Heavy AI capabilities must never run on shared analytical worker lanes.

Rules:

  • dedicated AI worker groups
  • dedicated concurrency budgets
  • dedicated timeout and performance budgets
  • no AI outage impact on deterministic signal, prediction, or portfolio paths

Storage and Observability

Do not force everything into a universal AIArtifact table.

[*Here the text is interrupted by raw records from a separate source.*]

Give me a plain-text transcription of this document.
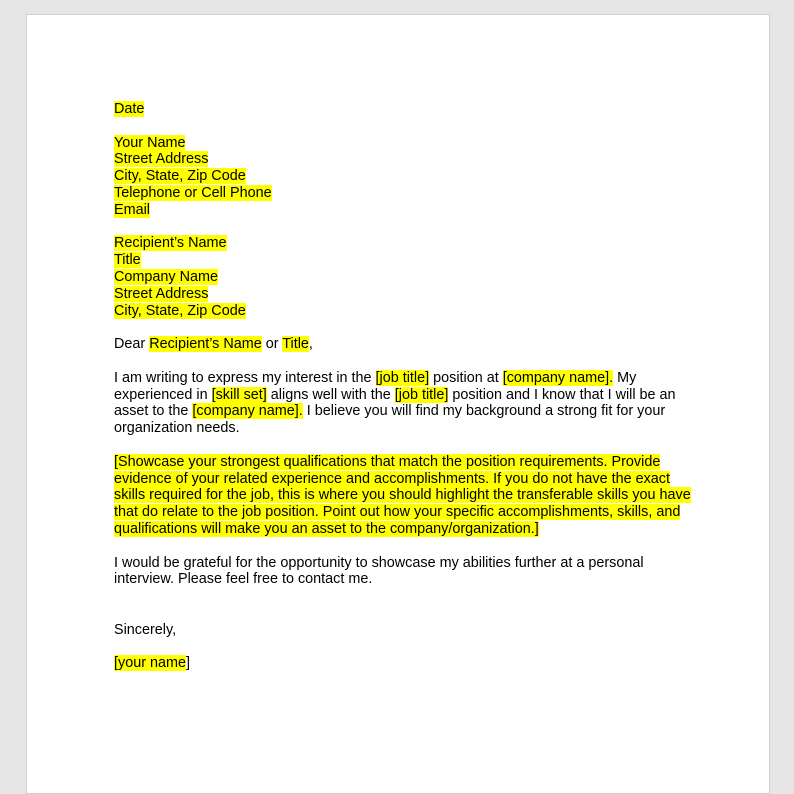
Date

Your Name

Street Address

City, State, Zip Code

Telephone or Cell Phone

Email

Recipient’s Name

Title

Company Name

Street Address

City, State, Zip Code

Dear Recipient’s Name or Title,

I am writing to express my interest in the [job title] position at [company name]. My experienced in [skill set] aligns well with the [job title] position and I know that I will be an asset to the [company name]. I believe you will find my background a strong fit for your organization needs.

[Showcase your strongest qualifications that match the position requirements. Provide evidence of your related experience and accomplishments. If you do not have the exact skills required for the job, this is where you should highlight the transferable skills you have that do relate to the job position. Point out how your specific accomplishments, skills, and qualifications will make you an asset to the company/organization.]

I would be grateful for the opportunity to showcase my abilities further at a personal interview. Please feel free to contact me.

Sincerely,

[your name]
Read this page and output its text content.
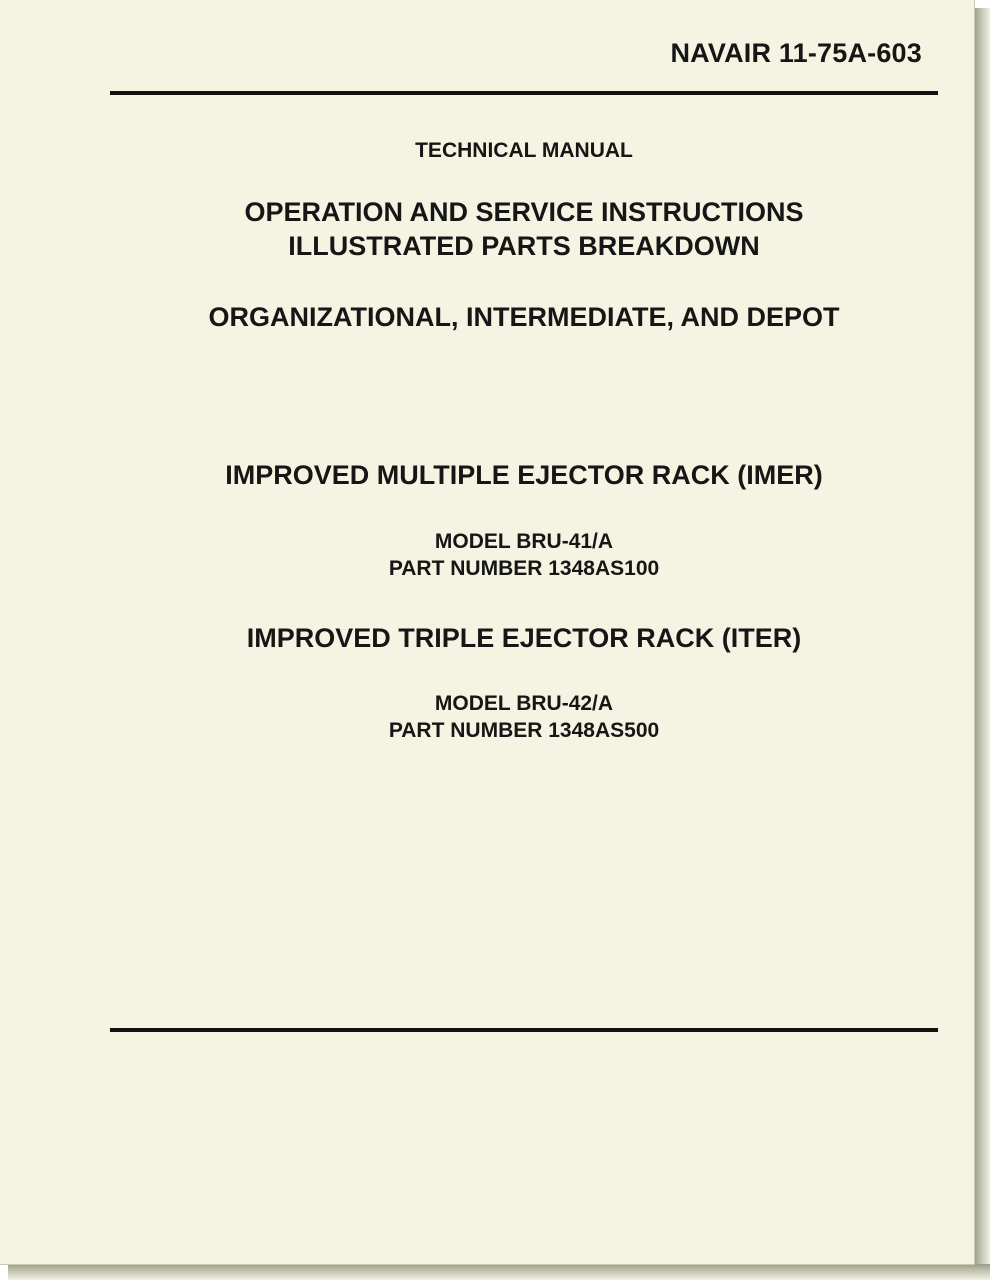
NAVAIR 11-75A-603
TECHNICAL MANUAL
OPERATION AND SERVICE INSTRUCTIONS
ILLUSTRATED PARTS BREAKDOWN
ORGANIZATIONAL, INTERMEDIATE, AND DEPOT
IMPROVED MULTIPLE EJECTOR RACK (IMER)
MODEL BRU-41/A
PART NUMBER 1348AS100
IMPROVED TRIPLE EJECTOR RACK (ITER)
MODEL BRU-42/A
PART NUMBER 1348AS500
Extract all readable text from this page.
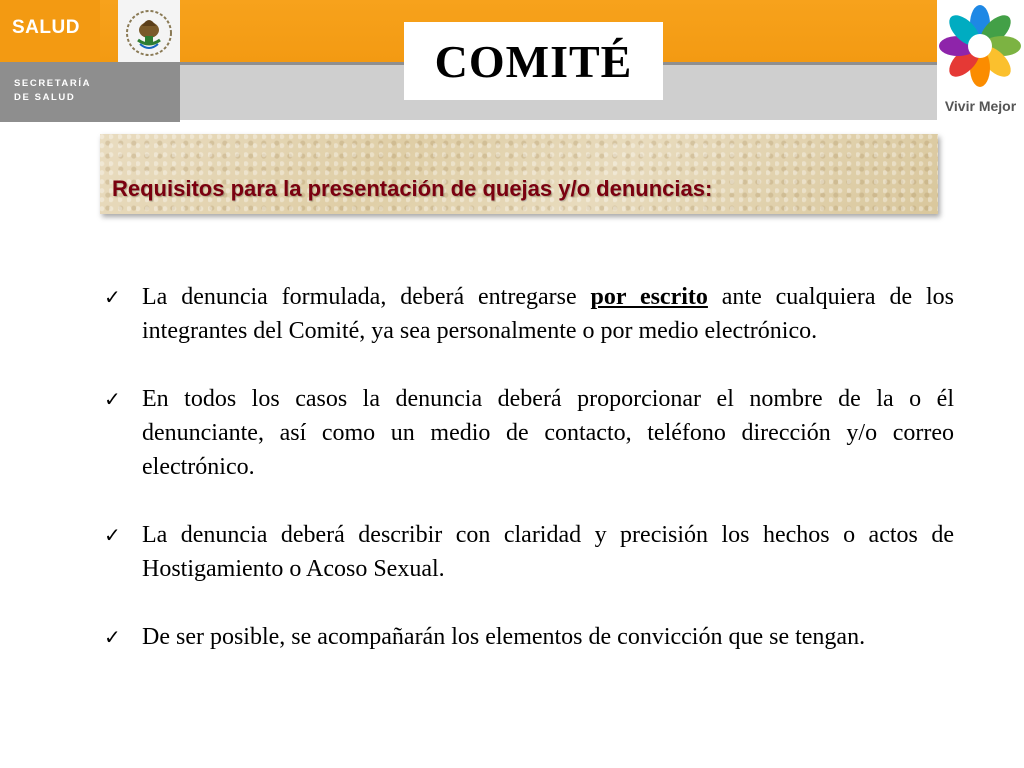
SALUD
SECRETARÍA
DE SALUD
COMITÉ
Vivir Mejor
Requisitos para la presentación de quejas y/o denuncias:
✓ La denuncia formulada, deberá entregarse por escrito ante cualquiera de los integrantes del Comité, ya sea personalmente o por medio electrónico.
✓ En todos los casos la denuncia deberá proporcionar el nombre de la o él denunciante, así como un medio de contacto, teléfono dirección y/o correo electrónico.
✓ La denuncia deberá describir con claridad y precisión los hechos o actos de Hostigamiento o Acoso Sexual.
✓ De ser posible, se acompañarán los elementos de convicción que se tengan.
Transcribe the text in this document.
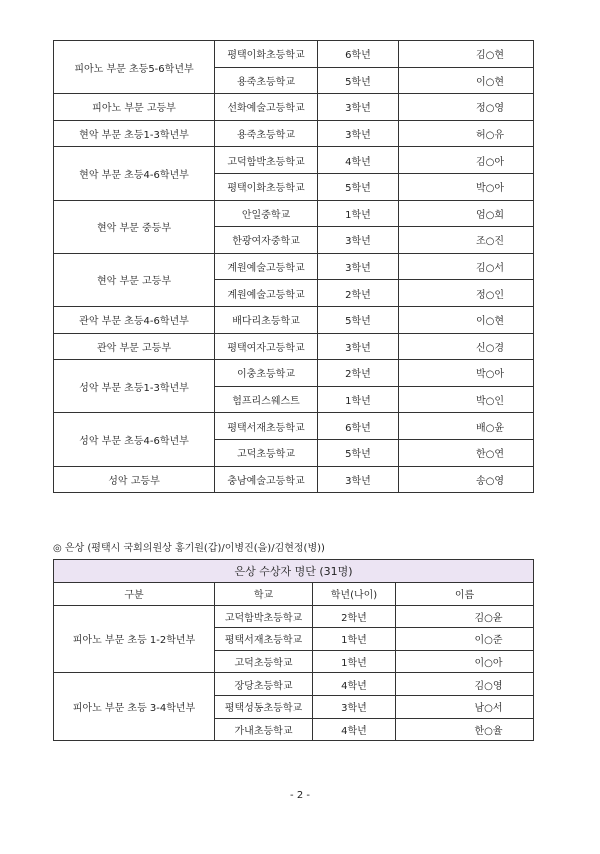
피아노 부문 초등5-6학년부	평택이화초등학교	6학년	김○현
	용죽초등학교	5학년	이○현
피아노 부문 고등부	선화예술고등학교	3학년	정○영
현악 부문 초등1-3학년부	용죽초등학교	3학년	허○유
현악 부문 초등4-6학년부	고덕함박초등학교	4학년	김○아
	평택이화초등학교	5학년	박○아
현악 부문 중등부	안일중학교	1학년	엄○희
	한광여자중학교	3학년	조○진
현악 부문 고등부	계원예술고등학교	3학년	김○서
	계원예술고등학교	2학년	정○인
관악 부문 초등4-6학년부	배다리초등학교	5학년	이○현
관악 부문 고등부	평택여자고등학교	3학년	신○경
성악 부문 초등1-3학년부	이충초등학교	2학년	박○아
	험프리스웨스트	1학년	박○인
성악 부문 초등4-6학년부	평택서재초등학교	6학년	배○윤
	고덕초등학교	5학년	한○연
성악 고등부	충남예술고등학교	3학년	송○영
◎ 은상 (평택시 국회의원상 홍기원(갑)/이병진(을)/김현정(병))
은상 수상자 명단 (31명)			
구분	학교	학년(나이)	이름
피아노 부문 초등 1-2학년부	고덕함박초등학교	2학년	김○윤
	평택서재초등학교	1학년	이○준
	고덕초등학교	1학년	이○아
피아노 부문 초등 3-4학년부	장당초등학교	4학년	김○영
	평택성동초등학교	3학년	남○서
	가내초등학교	4학년	한○율
- 2 -
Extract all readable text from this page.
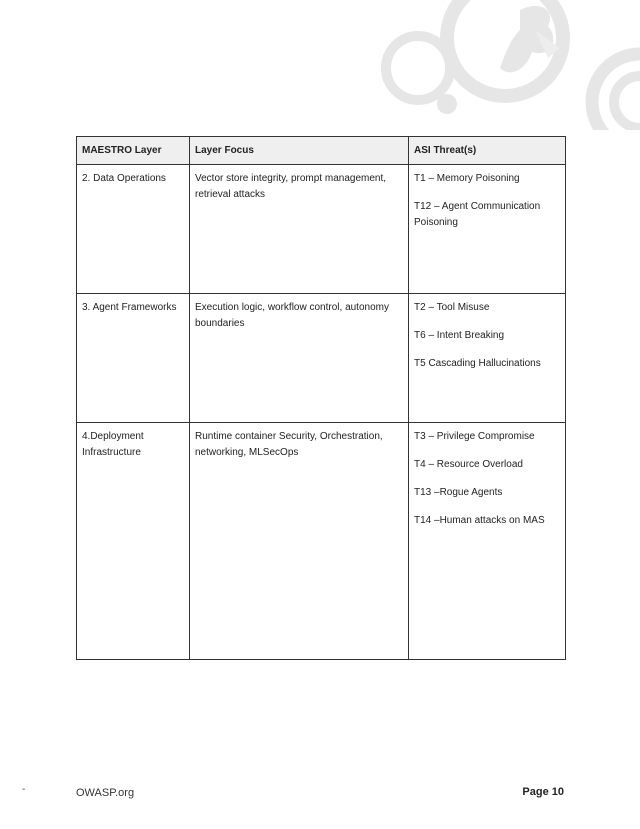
MAESTRO Layer	Layer Focus	ASI Threat(s)
2. Data Operations	Vector store integrity, prompt management, retrieval attacks	T1 – Memory Poisoning
T12 – Agent Communication Poisoning

3. Agent Frameworks	Execution logic, workflow control, autonomy boundaries	T2 – Tool Misuse
T6 – Intent Breaking
T5 Cascading Hallucinations

4.Deployment Infrastructure	Runtime container Security, Orchestration, networking, MLSecOps	T3 – Privilege Compromise
T4 – Resource Overload
T13 –Rogue Agents
T14 –Human attacks on MAS
-	OWASP.org	Page 10
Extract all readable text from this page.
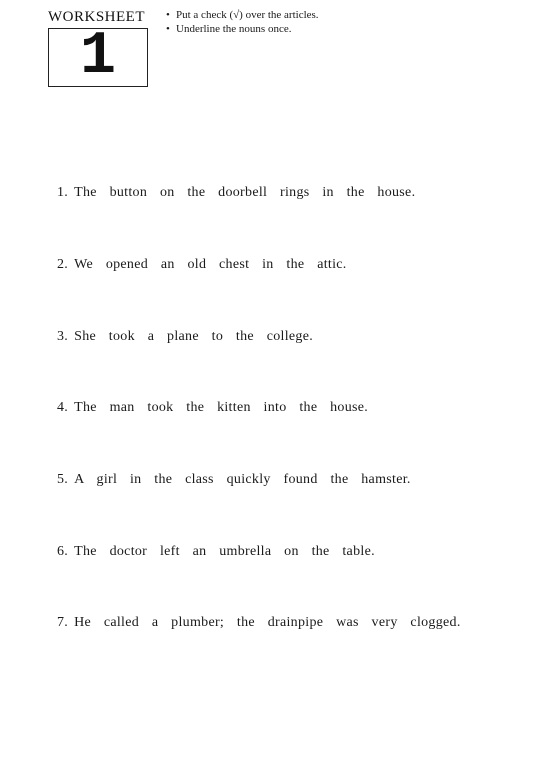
WORKSHEET
1
• Put a check (√) over the articles.
• Underline the nouns once.
1. The button on the doorbell rings in the house.
2. We opened an old chest in the attic.
3. She took a plane to the college.
4. The man took the kitten into the house.
5. A girl in the class quickly found the hamster.
6. The doctor left an umbrella on the table.
7. He called a plumber; the drainpipe was very clogged.
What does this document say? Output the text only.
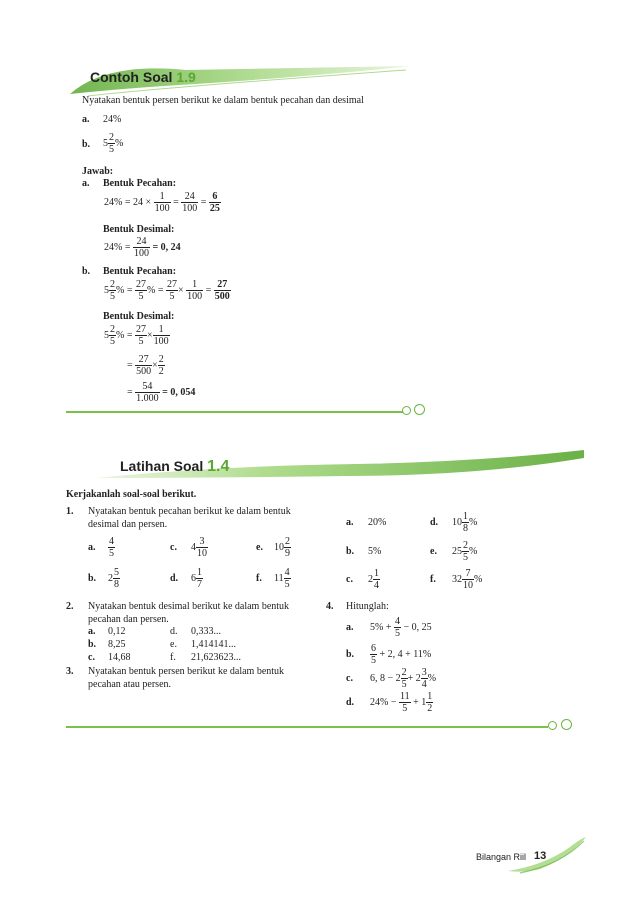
Contoh Soal 1.9
Nyatakan bentuk persen berikut ke dalam bentuk pecahan dan desimal
a. 24%
b. $5 \frac{2}{5}$ %
Jawab:
a. Bentuk Pecahan:
$24\% = 24 \times \frac{1}{100} = \frac{24}{100} = \frac{6}{25}$
Bentuk Desimal:
$24\% = \frac{24}{100} = 0$, 24
b. Bentuk Pecahan:
$5 \frac{2}{5}$ % = $\frac{27}{5}$ % = $\frac{27}{5} \times \frac{1}{100} = \frac{27}{500}$
Bentuk Desimal:
$5 \frac{2}{5}$ % = $\frac{27}{5} \times \frac{1}{100}$
= $\frac{27}{500} \times \frac{2}{2}$
= $\frac{54}{1.000} = 0$, 054
Latihan Soal 1.4
Kerjakanlah soal-soal berikut.
1. Nyatakan bentuk pecahan berikut ke dalam bentuk
desimal dan persen.
a. $\frac{4}{5}$	c. $4 \frac{3}{10}$	e. $10 \frac{2}{9}$
b. $2 \frac{5}{8}$	d. $6 \frac{1}{7}$	f. $11 \frac{4}{5}$
2. Nyatakan bentuk desimal berikut ke dalam bentuk
pecahan dan persen.
a. 0,12	d. 0,333...
b. 8,25	e. 1,414141...
c. 14,68	f. 21,623623...
3. Nyatakan bentuk persen berikut ke dalam bentuk
pecahan atau persen.
a. 20%	d. $10 \frac{1}{8}$ %
b. 5%	e. $25 \frac{2}{5}$ %
c. $2 \frac{1}{4}$	f. $32 \frac{7}{10}$ %
4. Hitunglah:
a. $5\% + \frac{4}{5} - 0$, 25
b. $\frac{6}{5} + 2$, 4 + 11%
c. 6, $8 - 2 \frac{2}{5} + 2 \frac{3}{4}$ %
d. $24\% - \frac{11}{5} + 1 \frac{1}{2}$
Bilangan Riil 13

hypotheses, notifications, and briefs have different lifecycles.

Instead:

  • keep artifact-specific storage;
  • standardize a shared execution-metadata envelope.

Minimum metadata:

  • capability
  • task
  • prompt version
  • provider
  • language
  • degraded state
  • validation status
  • request / operation linkage
  • timestamps

For hypotheses, this is an extension of already-strong traceability rather than a redesign.

Minimum metrics:

  • provider latency
  • provider failure rate
  • validation failure rate
  • degraded/offline rate by capability
  • worker saturation
  • output-size and timeout pressure where relevant

Notification Humanization as the First New Capability

The first new capability after migration should be notification_humanize, not brief_generate.

Why:

  • short context
  • bounded output
  • easier degraded strategy
  • clearer product value

Briefs as an Analytical Snapshot Surface

brief_generate should behave as an analytical snapshot surface:

  • async generation
  • cached read surface
  • bounded payload
  • explicit freshness metadata

It must not become a hidden synchronous endpoint that does heavyweight provider work during reads.

Operator / Admin Surface

Operator and admin control for AI should live in existing governance surfaces rather than in a disconnected AI mini-admin.

Expose:

  • provider health
  • capability availability
  • prompt policy state
  • degraded or offline reason
  • selected execution metrics

Prompt Policy

Prompt policy must explicitly constrain:

  • allowed variables
  • max context size
  • allowed context formats
  • provider restrictions
  • language behavior
  • output schema
  • safety and non-routing guarantees

Rollout Plan

Stage 1. Governance and Foundations

  • ADR and policy alignment
  • capability model
  • prompt policy
  • failure-domain rules

Stage 2. core.ai Foundation

  • registry
  • executor
  • provider adapters
  • validation

Stage 3. Hypothesis Migration

  • move hypothesis_generate to the shared executor
  • keep deterministic evaluation separate

Stage 4. Notification Humanization

  • add first new real capability
  • validate degraded mode and bounded contracts

Stage 5. Briefs

  • add asynchronous brief generation
  • expose read surface with snapshot semantics

Stage 6. Optional Product-Layer Expansion

  • only if multiple capabilities justify a broader AI product layer

What We Intentionally Do Not Do Right Now

  • turn the platform into an LLM-first architecture
  • replace deterministic truth with provider output
  • introduce a giant “lazy investor” app for naming alone
  • let prompts control transport or provider routing
  • let AI ride on shared critical worker lanes

Definition of Done

The AI layer is considered integrated correctly when:

  • shared core.ai exists as the execution foundation;
  • deterministic domains remain canonical;
  • capability availability is not controlled by one boolean flag;
  • prompt, task, capability, and provider are separated;
  • language is resolved formally and predictably;
  • output validation is explicit;
  • degraded and offline states are observable and typed;
  • generation and evaluation are explicitly separated;
  • AI workloads cannot destabilize deterministic runtime paths.

Main Conclusion

The correct path for IRIS is not “add another AI app.”

The correct path is:

  1. formalize shared AI execution foundations;
  2. keep deterministic truth in domain layers;
  3. expose compact product capabilities on top of that foundation;
  4. grow AI surfaces only where they add bounded, explainable value.